Déclaration du groupe parlementaire URCA sur la loi de finances 2020
Présentée par l’Honorable Anicet Georges Dologuelé
Président du groupe, Député de Bocaranga 1
Monsieur le Président de l’Assemblée nationale,
Monsieur le Ministre des finances et du Budget,
Chers Collègues députés de la Nation,
Mesdames et Messieurs,
Au nom du groupe parlementaire URCA, je voudrais adresser nos vives félicitations à nos collègues de la Commission économie et finances pour la qualité du rapport qui vient de nous être présenté et pour leur diligence dans le respect des délais légaux.
Monsieur le Ministre,
Nous sommes réunis dans cet hémicycle pour le vote de l’avant dernier budget primitif du mandat du président Faustin-Archange Touadera. En effet dans un an, quand il faudra débattre du dernier budget de son mandat et du nôtre en tant que députés, la plupart d’entre nous seront déjà en campagne électorale. A condition, bien entendu, que l’organisation des élections soit rendue possible dans les délais prévus par la Constitution. Comme nous le savons tous, c’est encore loin d’en être le cas, mais çà, c’est un autre débat…
Chers collègues,
Comme nous le savons tous, le vote forcément positif de la Loi des finances est devenu, au fil des ans, un exercice automatique et ennuyeux. On terrorise les honorables députés en leur faisant croire qu’un vote négatif ou un renvoi pour améliorations les priverait de leurs indemnités. On fait circuler des enveloppes sous le manteau pour orienter leur vote, etc.

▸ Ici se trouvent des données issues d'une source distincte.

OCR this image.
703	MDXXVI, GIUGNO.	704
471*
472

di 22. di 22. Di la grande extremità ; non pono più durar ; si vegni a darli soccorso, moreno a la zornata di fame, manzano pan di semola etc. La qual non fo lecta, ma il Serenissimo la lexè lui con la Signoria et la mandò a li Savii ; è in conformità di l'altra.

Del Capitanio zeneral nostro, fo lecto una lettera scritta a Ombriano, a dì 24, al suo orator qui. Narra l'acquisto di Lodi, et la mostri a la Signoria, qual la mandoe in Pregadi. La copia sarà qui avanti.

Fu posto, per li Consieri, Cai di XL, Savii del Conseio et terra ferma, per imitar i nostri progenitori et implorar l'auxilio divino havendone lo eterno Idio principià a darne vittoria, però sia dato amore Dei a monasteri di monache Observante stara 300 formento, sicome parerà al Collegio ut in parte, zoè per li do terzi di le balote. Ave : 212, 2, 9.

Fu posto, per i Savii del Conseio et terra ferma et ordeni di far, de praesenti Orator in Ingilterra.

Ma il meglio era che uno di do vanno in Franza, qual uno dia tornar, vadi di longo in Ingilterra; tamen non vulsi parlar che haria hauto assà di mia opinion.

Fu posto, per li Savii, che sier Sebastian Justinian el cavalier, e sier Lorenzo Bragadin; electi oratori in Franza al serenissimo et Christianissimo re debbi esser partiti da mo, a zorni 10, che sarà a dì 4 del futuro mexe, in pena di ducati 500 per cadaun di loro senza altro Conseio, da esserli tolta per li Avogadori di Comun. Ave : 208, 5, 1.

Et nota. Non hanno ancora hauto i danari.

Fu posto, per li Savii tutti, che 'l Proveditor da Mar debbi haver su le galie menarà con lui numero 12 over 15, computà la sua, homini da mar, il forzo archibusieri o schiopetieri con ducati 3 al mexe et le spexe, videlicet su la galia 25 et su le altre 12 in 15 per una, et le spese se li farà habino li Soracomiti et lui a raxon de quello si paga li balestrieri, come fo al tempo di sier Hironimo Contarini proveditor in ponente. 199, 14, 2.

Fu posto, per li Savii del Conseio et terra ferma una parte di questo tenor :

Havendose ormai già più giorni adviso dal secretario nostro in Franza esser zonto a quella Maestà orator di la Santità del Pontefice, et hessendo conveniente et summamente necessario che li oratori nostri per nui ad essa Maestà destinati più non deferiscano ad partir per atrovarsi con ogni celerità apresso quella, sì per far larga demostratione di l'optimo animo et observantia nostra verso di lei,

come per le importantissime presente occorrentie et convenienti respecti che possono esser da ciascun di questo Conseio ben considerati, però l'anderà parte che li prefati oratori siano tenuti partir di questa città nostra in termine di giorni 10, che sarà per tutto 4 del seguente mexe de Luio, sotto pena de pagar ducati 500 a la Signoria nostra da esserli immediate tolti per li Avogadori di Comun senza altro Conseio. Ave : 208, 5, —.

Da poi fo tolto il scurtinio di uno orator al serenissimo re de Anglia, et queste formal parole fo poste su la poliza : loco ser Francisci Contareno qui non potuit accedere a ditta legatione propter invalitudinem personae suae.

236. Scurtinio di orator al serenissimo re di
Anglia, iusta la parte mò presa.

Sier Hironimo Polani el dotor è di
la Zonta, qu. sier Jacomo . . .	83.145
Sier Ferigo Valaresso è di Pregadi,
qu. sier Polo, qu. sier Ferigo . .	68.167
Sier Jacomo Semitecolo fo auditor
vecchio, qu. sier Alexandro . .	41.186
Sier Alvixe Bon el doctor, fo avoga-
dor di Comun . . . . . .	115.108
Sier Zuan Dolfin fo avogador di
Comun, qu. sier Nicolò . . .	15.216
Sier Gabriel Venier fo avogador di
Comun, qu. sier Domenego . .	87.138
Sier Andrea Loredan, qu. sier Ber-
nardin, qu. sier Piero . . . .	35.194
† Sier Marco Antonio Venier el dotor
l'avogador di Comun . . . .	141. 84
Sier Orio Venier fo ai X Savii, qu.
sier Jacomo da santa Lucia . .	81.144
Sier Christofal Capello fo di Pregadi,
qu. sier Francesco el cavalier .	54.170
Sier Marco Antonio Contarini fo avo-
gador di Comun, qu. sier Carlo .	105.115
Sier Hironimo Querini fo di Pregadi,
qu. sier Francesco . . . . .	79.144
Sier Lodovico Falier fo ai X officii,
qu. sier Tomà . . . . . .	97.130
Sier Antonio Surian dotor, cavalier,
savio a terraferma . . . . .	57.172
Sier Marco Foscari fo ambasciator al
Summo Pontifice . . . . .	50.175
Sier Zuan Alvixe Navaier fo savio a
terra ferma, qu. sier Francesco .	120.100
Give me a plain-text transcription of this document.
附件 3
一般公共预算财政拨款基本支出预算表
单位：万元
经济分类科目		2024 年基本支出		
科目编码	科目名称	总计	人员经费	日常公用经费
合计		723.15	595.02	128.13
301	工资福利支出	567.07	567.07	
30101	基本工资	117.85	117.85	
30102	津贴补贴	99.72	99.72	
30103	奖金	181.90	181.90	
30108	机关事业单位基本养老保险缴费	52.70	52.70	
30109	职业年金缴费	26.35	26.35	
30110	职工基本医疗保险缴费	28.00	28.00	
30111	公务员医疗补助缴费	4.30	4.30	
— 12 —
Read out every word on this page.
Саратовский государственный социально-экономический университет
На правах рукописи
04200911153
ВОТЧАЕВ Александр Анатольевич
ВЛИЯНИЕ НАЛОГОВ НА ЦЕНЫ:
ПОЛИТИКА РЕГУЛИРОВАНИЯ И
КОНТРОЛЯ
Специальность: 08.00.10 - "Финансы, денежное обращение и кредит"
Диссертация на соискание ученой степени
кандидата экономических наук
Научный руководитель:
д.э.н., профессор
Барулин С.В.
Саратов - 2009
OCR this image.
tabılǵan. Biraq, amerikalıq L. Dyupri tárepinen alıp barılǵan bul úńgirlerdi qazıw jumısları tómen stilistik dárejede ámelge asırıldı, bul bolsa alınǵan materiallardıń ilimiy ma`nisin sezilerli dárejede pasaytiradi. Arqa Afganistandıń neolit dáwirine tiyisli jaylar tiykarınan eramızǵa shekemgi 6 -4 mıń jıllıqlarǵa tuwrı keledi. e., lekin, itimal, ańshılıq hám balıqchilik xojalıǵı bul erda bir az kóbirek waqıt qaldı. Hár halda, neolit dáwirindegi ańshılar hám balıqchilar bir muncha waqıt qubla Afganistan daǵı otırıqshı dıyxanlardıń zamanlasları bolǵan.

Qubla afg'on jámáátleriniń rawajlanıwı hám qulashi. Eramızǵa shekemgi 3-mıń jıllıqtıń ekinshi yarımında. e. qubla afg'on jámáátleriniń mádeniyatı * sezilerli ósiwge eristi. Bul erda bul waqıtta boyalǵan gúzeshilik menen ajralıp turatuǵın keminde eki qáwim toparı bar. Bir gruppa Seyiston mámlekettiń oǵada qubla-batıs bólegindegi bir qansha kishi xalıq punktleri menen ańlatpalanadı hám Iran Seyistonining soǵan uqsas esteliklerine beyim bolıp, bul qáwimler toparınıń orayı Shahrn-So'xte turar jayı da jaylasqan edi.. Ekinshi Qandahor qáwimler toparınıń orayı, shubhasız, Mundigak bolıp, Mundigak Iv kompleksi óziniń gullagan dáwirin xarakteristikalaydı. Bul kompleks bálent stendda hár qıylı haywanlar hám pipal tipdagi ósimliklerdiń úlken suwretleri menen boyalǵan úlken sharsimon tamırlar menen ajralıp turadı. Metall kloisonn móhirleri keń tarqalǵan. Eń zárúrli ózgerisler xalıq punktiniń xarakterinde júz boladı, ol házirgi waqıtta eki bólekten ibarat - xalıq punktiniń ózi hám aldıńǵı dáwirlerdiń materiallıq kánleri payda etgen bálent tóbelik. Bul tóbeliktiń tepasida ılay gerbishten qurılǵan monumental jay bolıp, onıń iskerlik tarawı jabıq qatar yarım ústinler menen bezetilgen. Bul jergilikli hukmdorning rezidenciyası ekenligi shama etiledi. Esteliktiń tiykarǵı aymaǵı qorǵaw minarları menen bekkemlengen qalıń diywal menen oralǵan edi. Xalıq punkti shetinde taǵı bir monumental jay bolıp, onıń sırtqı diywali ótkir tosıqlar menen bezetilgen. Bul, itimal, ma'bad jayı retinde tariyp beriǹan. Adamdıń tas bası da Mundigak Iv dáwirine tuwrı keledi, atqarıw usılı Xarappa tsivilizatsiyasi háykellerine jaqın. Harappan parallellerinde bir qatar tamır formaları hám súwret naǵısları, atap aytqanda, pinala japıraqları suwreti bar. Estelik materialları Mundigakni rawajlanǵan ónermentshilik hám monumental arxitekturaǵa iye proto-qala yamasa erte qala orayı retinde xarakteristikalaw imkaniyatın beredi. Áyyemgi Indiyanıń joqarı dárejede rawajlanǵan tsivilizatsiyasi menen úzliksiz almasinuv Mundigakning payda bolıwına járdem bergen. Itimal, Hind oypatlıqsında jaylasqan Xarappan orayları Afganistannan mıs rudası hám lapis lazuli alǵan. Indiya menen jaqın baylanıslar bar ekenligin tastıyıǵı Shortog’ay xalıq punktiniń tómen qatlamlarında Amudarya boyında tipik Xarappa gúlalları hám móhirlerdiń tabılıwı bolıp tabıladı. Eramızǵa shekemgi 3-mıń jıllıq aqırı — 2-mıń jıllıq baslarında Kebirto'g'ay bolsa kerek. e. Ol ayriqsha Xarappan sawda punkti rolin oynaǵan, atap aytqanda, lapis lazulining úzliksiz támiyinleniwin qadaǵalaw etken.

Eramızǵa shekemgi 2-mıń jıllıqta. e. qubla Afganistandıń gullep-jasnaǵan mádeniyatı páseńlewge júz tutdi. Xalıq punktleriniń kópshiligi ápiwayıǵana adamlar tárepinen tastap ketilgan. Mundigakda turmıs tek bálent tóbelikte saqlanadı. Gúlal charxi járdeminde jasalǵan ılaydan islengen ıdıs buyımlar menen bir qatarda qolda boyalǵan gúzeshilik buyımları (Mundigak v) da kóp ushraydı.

Mais, Monsieur le Ministre, nous avons été élus pour défendre les intérêts de la population, pas les nôtres !
Comment voulez-vous que nous convainquions nos populations que tout va bien, parce que vous nous annoncez que les prévisions de croissance du PIB seront de 5,1% en 2020, alors même que leurs conditions de vie deviennent de plus en plus misérables ?
Comment voulez-vous que nous rassurions les centrafricains que sur les 2 025 millions de dollars annoncés pour le financement du RCPCA, 1718 millions ont déjà été acquis par le gouvernement, alors que:
- L’état de nos hôpitaux et centres de santé se dégrade jour après jour, les transformant en véritables mouroirs,
- Les pistes qui servent de routes à travers tout le pays sont de plus en plus défoncées, rendant les déplacements très difficiles et couteux, en plus d’être périlleux,
- Les infrastructures de notre unique université n’ont connu aucune amélioration, bien au contraire, ce qui est d’autant plus paradoxal que le pays est aujourd’hui dirigé par des enseignants du supérieur,
- Aucun nouveau collège ou lycée n’a été construit et les bâtiments de ceux qui existent se dégradent d’année en année,
- Ne parlons pas des écoles primaires, où nos enfants sont entassés par centaines dans des salles de classes exiguës, dépourvues de tables-bancs et d’enseignants,
Monsieur le Ministre,
1 718 millions de dollars, c’est près de 1 024 milliards de Fcfa, c’est plus de 5 ans de recettes budgétaires intérieures, c’est beaucoup d’argent !
Avec un montant aussi important investi dans le pays, les centrafricains devraient avoir remarqué un peu de changements dans le pays et dans leur vie de tous les jours ! Cela ne semble pas le cas. Si nous ne savons pas voir, peut-être pourriez-vous nous indiquer quel est le projet significatif et visible qui a été financé en quatre ans ? Certes, vous n’êtes pas le Ministre de l’économie, mais vous êtes l’Ordonnateur unique de l’Etat. Vous êtes donc bien placé pour éclairer nos lanternes.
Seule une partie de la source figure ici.